About Eliasson's work in general
Eliasson’s art is in the nature of inquiries based on thorough research in the scientific tradition. His work bears a certain resemblance to Conceptual Art, which also focused on investigative and analytical aspects of art. From that starting point, Eliasson’s works lead the viewer back to the origin of perception, its base in the body with which we sense and interact with the world around us.
At the same time, Eliasson’s work reveals a fascination with the aesthetic aspect of art. Each of his works embodies a balance between beauty, natural romanticism and scientific inquiry.
Embodied in an abstract and innovative vocabulary of forms, Eliasson’s works challenge the viewer’s view of herself and the reality surrounding her. His complex, sensual installations are experimental situations opening up varied and conflicting perspectives on art, subjectivity and the world around us. Inviting the viewer to engage with these complex environments, Eliasson’s works create a framework for new ways of interacting with the world. By pointing out that any reflection on our present reality starts with self-reflection, his works present an ideal point of departure for developing new ideas and conceptions.
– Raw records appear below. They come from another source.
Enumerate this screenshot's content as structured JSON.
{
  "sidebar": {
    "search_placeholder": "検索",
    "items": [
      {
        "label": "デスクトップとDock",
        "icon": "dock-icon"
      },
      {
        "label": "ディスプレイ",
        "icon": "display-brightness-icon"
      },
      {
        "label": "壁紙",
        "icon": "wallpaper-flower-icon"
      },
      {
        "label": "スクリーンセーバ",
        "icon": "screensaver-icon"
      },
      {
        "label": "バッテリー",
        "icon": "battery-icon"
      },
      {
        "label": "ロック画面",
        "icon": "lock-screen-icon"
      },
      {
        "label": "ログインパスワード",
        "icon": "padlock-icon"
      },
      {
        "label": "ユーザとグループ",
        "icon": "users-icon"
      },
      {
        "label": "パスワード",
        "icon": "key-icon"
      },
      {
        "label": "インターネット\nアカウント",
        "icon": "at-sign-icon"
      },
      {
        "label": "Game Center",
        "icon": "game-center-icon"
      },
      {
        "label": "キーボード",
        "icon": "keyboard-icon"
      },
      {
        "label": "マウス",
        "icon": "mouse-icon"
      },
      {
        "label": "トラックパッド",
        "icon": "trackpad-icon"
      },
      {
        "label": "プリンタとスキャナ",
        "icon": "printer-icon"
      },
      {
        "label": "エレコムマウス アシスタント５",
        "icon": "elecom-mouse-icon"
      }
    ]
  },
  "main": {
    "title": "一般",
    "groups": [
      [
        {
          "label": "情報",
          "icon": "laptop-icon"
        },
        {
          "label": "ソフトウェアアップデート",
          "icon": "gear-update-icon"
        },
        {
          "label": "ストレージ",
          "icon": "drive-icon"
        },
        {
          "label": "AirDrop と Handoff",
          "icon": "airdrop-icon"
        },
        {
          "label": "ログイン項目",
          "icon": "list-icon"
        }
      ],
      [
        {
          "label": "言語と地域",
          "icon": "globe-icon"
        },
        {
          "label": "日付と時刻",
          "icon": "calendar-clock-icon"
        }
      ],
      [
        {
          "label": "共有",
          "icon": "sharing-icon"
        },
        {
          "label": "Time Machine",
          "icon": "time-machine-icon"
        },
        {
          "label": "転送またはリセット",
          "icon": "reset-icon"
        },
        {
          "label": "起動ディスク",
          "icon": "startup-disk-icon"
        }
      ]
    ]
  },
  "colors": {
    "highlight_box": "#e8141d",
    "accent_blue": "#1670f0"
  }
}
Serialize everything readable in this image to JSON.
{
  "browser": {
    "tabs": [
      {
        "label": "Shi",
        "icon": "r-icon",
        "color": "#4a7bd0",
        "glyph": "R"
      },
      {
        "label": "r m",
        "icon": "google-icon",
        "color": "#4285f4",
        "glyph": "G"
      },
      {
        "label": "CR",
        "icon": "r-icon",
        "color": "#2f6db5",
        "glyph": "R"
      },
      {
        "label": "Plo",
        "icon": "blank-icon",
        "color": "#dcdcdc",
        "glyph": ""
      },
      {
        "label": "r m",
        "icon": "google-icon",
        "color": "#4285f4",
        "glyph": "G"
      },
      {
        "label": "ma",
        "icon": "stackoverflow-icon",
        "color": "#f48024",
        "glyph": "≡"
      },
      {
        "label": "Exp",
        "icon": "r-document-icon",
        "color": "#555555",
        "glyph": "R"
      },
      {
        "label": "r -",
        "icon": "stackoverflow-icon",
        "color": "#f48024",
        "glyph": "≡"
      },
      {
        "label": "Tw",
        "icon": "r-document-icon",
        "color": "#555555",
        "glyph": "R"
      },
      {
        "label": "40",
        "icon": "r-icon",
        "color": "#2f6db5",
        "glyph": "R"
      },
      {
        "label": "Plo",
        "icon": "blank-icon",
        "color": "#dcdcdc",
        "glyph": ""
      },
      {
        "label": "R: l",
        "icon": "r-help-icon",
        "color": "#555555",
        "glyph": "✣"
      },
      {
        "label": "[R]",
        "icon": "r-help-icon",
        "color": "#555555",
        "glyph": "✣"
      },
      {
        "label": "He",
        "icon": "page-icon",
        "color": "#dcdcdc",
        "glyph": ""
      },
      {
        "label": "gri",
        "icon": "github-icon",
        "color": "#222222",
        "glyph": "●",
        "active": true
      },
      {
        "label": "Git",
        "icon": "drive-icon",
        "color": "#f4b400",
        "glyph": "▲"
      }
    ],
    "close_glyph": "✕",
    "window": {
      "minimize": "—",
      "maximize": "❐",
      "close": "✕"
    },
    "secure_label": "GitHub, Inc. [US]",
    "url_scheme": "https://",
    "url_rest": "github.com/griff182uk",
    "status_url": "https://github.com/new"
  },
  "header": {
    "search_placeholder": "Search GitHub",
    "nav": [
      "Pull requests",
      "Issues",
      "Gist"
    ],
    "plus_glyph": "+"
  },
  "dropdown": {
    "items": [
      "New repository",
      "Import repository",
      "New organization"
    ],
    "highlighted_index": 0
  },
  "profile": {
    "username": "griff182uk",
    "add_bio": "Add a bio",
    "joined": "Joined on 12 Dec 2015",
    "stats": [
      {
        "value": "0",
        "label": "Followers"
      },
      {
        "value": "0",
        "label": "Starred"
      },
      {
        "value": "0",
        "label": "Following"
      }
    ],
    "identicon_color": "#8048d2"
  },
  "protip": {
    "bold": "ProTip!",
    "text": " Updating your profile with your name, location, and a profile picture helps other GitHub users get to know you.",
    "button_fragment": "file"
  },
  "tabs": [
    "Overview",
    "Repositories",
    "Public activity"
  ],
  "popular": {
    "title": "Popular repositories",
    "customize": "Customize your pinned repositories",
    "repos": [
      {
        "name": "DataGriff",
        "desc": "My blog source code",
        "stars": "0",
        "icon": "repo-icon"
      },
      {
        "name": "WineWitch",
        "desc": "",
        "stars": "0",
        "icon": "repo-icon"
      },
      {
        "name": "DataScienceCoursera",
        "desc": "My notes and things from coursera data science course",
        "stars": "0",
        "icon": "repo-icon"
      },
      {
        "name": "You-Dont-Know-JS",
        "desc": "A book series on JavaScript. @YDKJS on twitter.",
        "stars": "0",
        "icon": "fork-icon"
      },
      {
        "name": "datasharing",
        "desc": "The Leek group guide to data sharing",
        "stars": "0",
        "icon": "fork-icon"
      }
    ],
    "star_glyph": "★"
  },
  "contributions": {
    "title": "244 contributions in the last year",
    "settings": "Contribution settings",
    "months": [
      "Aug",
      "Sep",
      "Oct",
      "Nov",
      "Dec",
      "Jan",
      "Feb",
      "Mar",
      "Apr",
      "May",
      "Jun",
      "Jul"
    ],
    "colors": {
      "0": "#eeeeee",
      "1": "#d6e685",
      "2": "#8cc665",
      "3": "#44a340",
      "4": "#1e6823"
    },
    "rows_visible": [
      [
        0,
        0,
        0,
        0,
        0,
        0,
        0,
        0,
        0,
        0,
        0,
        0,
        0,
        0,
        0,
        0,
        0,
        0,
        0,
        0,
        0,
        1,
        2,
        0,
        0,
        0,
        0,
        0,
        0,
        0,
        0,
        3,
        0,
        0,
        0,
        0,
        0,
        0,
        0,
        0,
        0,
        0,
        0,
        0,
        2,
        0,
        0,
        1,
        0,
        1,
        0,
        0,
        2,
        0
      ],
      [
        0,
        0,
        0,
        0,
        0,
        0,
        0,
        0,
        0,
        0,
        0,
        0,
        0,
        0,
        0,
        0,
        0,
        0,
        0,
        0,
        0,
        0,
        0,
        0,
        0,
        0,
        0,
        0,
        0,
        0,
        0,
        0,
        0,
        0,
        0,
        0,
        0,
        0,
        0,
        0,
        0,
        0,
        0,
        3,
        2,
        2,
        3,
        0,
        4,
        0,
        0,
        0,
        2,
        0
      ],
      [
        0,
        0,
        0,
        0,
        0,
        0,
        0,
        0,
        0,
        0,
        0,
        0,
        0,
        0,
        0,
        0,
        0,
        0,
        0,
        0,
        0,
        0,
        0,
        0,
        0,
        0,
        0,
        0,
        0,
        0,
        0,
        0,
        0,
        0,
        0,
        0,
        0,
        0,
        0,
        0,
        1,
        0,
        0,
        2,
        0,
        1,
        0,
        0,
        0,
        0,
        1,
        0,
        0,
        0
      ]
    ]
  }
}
The work is you, the viewerEliasson locates us, the viewers, in the moment, in the here and now. We are both subject and object of the work. Often, as is also the case with ARKEN’s new acquisition, Eliasson’s works stage a temporal dimension: we sense and understand his works through the time we take to experience them. Many directly incorporate motion, urging us to physically move in order to get a full sense of the work. Eliasson explores how we think, see and perceive, how we are physically present in the room. In turn, the viewer exploring the work becomes a big part of it. The artist once said, “My work is you – the viewer.”
Accordingly, Eliasson belongs among the kind of art that, since the 1960s, has made the viewer an important part of the work. In sculptures and installations, artists since Minimalism have endeavored to physically incorporate the viewer into the work and make her aware of the significance of her body – not just her eyes – in perceiving art. The artist operates as a stager of situations that explore the relationship between artwork and viewer.